In a crisis, the public is asked to make sacrifices. Twenty-one states (as of 11:59pm March 25) have asked or their populations to shelter-at-home. These orders cover 50% of the U.S. population. People have put off elective surgeries, dental appointments, and non-essential doctors’ visits. These are sacrifices but are not ones that threaten people’s health. Kaiser’s statement is akin to abandoning a patient. When firing a patient, a physician is supposed to inform the patient and offer a list of alternative providers to ensure continuity of care.
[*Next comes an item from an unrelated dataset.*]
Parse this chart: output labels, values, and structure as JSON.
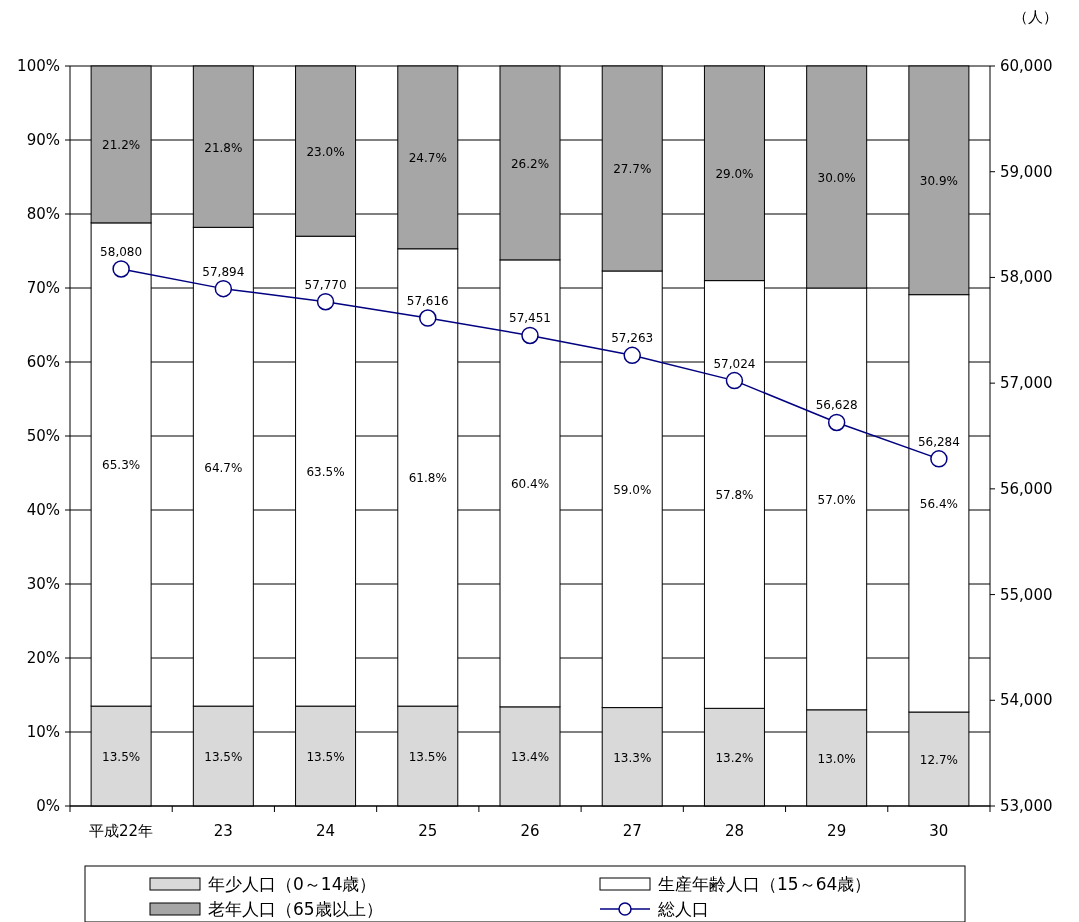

Kaiser, as an HMO, is a one-stop shop (insurer, provider, and pharmacy) so there is no alternative. Even research subjects must be told risks, benefits, and alternatives; they can also leave the experiment at any time with no penalty.  Dale can’t leave her insurer and provider until the next open enrollment period. She is held hostage. She was not a partner in her care and she did not consent.

For Dale, this is not a sacrifice for which she should be thanked, this is a notice that her chronic health condition is less important. That she is less important. What Dale is experiencing is a complaint that patients with disabilities world-wide often express, that they are treated as less than human.

As the COVID-19 pandemic worsens, a lack of personal protective equipment, hospital beds, ventilators, and health care providers will require that we make tough decisions. According to the 2012 Institute of Medicine Report on Crisis Standards of Care, triage decisions should be transparent, consistent, proportional, and accountable. Decisions and plans should also be evidence-based and constructed with community input. Kaiser missed the boat on all of these basic ethical principles. They also missed on how to communicate tough choices. Several organizations have produced guidelines and even scripts for how to have these tough scarcity talks. An electronic note is not how to have this conversation.

This story is a warning of how decisions on how to allocate scarce resources should not be made. Sacrifices will need to be made in this crisis, but they should be made in the light in line with strong ethical frameworks and values.